As I continue, this is not a journey to discover conflict. It is not a journey to bring back something that could feed others’ lazy hunger for sensation. So many out there are employed to deliver just that; entire media empires push through a finely ground bitter sweet mass of danger and threat through their various outlets; narrated, illustrated and at times perfectly disgusting. What the large audiences have grown an appetite for is an outsourced and globalized simulation of an eventful and meaningful life on the edge.
What I look for is something quieter and subtler, more intimate. I constantly hunt for moments between moments, for the built up, a tension, a transition, a flow. I look for the soul in the living creatures and inanimate objects I encounter at various distances, and all around the planet. The process of taking a photograph is truly preverbal. For the right composite of layers to be captured, I need to shoot long before I think. Or I need to anticipate and align myself with the immense forces of the universe, dance with them and then emerge on the other side with something that looks like a gentle natural something.
The world and the universe will obviously eventually lose resemblance of what we know it as today. But while this happens, and while the universe gives birth to a new self, a certain range of layers comes to the surface. And it happens just about everywhere. Right now, whatever “now” might be.
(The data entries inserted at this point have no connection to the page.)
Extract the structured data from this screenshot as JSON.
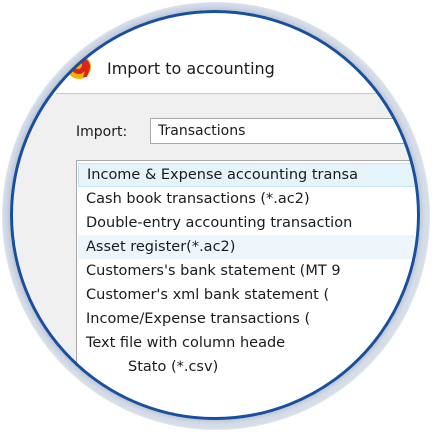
{
  "dialog": {
    "title": "Import to accounting",
    "icon": "app-logo-9-icon"
  },
  "import": {
    "label": "Import:",
    "selected": "Transactions"
  },
  "list": {
    "items": [
      "Income & Expense accounting transa",
      "Cash book transactions (*.ac2)",
      "Double-entry accounting transaction",
      "Asset register(*.ac2)",
      "Customers's bank statement (MT 9",
      "Customer's xml bank statement (",
      "Income/Expense transactions (",
      "Text file with column heade",
      "Stato (*.csv)"
    ],
    "selected_index": 0
  },
  "colors": {
    "ring": "#1a4f9e",
    "icon_red": "#d9261c",
    "icon_yellow": "#f4b400",
    "selection": "#e5f3fb"
  }
}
Here are a few of the pieces pulled out of the collection. They are arranged to form a circle. We enter as the wind blows water and dust particles across the sky, and after a journey, we come across a woman letting the wind unfold a transparent scarf between her hands. How much of the world is man made? Or in the larger sense of things, how much is not? And are we experiencing a distillation process? Or are we riding a dust speck away from a center of a brilliant explosion. Or all of the above?